For their part, Patel and Zhang are hoping to prove that DNA sequencing error-correction and noise-reduction technologies they have each been working on can combine to help detect the earliest signs of lung cancer in circulating cell-free DNA. By the end of the five years of funding, they plan to have data that demonstrates how their approach has performed in samples collected prospectively from a group of high-risk individuals being screened for lung cancer.

In many ways, the goals and the approach are similar to what has been disclosed by commercial firms in the space like Grail and Freenome.

Patel said that his group is employing artificial intelligence, or machine learning technologies — in this case working with Microsoft — to help narrow and optimize a DNA-based signal that best discriminates early cancers from normal control samples in a way that would work to screen an asymptomatic population.

Patel and his group at Yale have previously reported on two methods — one for paired-end sequencing, and the other using molecular barcoding — to help reduce DNA sequencing errors, making it easier to catch the trace fragments of DNA necessary for early cancer detection.

In earlier work, the Yale team's library preparation and error suppression efforts have been amplicon-based, but because early cancer detection presumably requires broader mutation coverage, Patel said that they have transitioned over the last two years to ligation and hybrid-capture.

With Zhang, they are now adding the toehold probe technology he created at Rice, which helps eliminate wild-type DNA in favor of mutated targets before amplification and sequencing.

The overall goal, Patel said, is to apply these technologies in an initial cohort of blood samples from patients with early-stage tumors who had them surgically removed and a set of normal controls — using the machine learning capabilities at Microsoft Research Lab in Cambridge, UK, to help define a signal with the best possible specificity and sensitivity for distinguishing the two. He added that the approach will involve measurement of both overall genomic methylation and a specific panel of gene mutations.
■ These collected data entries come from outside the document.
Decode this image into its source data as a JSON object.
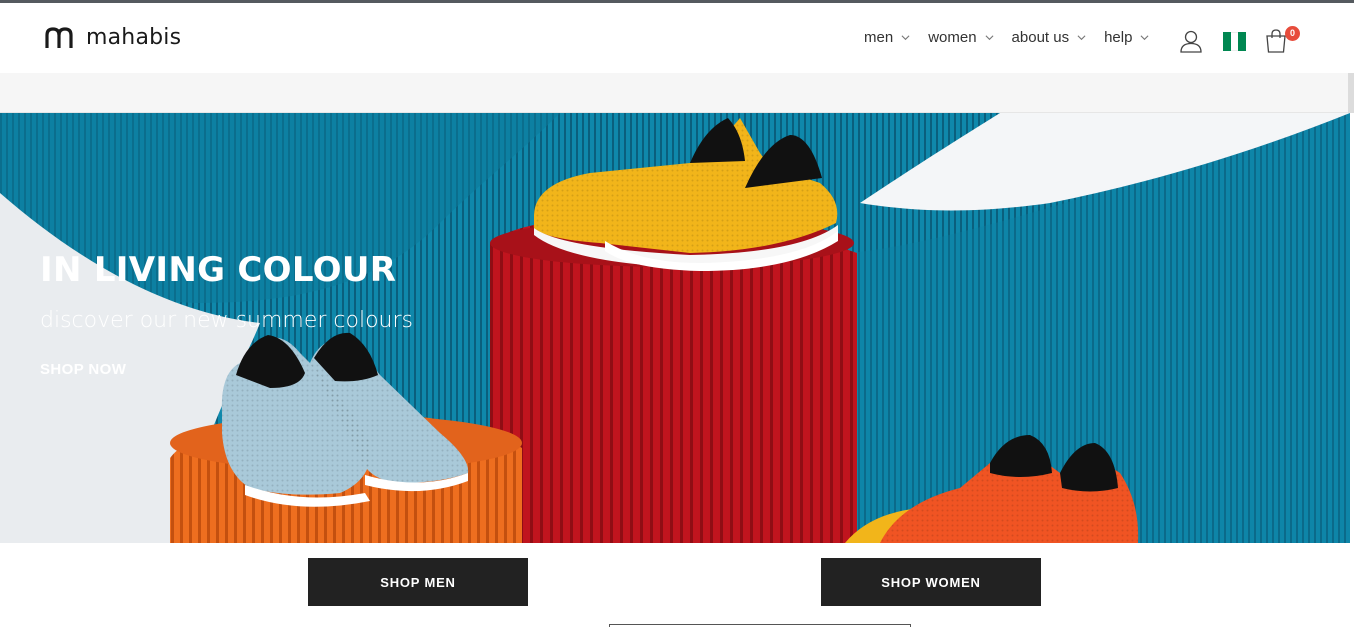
{
  "brand": {
    "name": "mahabis",
    "logo_icon": "mahabis-logo-icon"
  },
  "nav": {
    "items": [
      {
        "label": "men"
      },
      {
        "label": "women"
      },
      {
        "label": "about us"
      },
      {
        "label": "help"
      }
    ],
    "account_icon": "user-icon",
    "country_flag": {
      "icon": "nigeria-flag-icon",
      "colors": [
        "#008751",
        "#ffffff",
        "#008751"
      ]
    },
    "cart": {
      "icon": "shopping-bag-icon",
      "count": "0",
      "badge_color": "#e74c3c"
    }
  },
  "hero": {
    "title": "IN LIVING COLOUR",
    "subtitle": "discover our new summer colours",
    "cta": "SHOP NOW",
    "colors": {
      "backdrop": "#0e86a8",
      "pedestal_red": "#b5121b",
      "pedestal_orange": "#e8681c",
      "shoe_yellow": "#f2b51a",
      "shoe_blue": "#a9c9d9",
      "shoe_orange": "#f05423"
    }
  },
  "shop_buttons": {
    "men": "SHOP MEN",
    "women": "SHOP WOMEN"
  },
  "theme": {
    "button_bg": "#222222",
    "text": "#222222"
  }
}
Comparing various efforts in the liquid biopsy early detection space is difficult when groups, and especially companies, have released little information on their approaches. However, Patel said that part of what he and his colleagues believe to be unique to their approach is the efficiency and cost savings afforede by their technologies.

Patel and colleagues have previously reported that they were able to create a circulating tumor DNA assay with an error rate of less than one in 100,000 bases, with a sequencing cost of $20 per ml of input plasma.

Zhang's toehold probe method will also help streamline the team's assay, Patel added. "We want to make this as affordable as possible so being able to decrease NGS costs by depleting wild type sequences from the library" is crucial, he said.

Importantly, the assay approach involves molecular tags introduced up front, and even though allele fraction information disappears when the wild-type DNA is depleted, the group can still count molecules and retain quantitative information, he added.

Over the five years of the grant, the group intends to collect appropriate clinical data to validate the assay. Investigators will also do a preliminary prospective analysis, using the test in a cohort of non-cancer patients who are being screened for lung cancer using radiologic imaging. "We'll probably be able to collect a few hundred samples, which means there will only be a handful of positives … [so it will be small scale] but it will be a good proof of principle," Patel said.

Harvard Medical School biostatistician Steve Skates, a third member of the project, and a principal investigator in the NCI's Early Detection Research Network, will be lending his expertise in designing and implementing the clinical validation arm of the effort.

According to Patel, all the teams funded under the liquid biopsy early detection RFA are working together as a consortium and will be meeting regularly, so there will be opportunities for the groups to share samples, "and maybe also technologies," he added.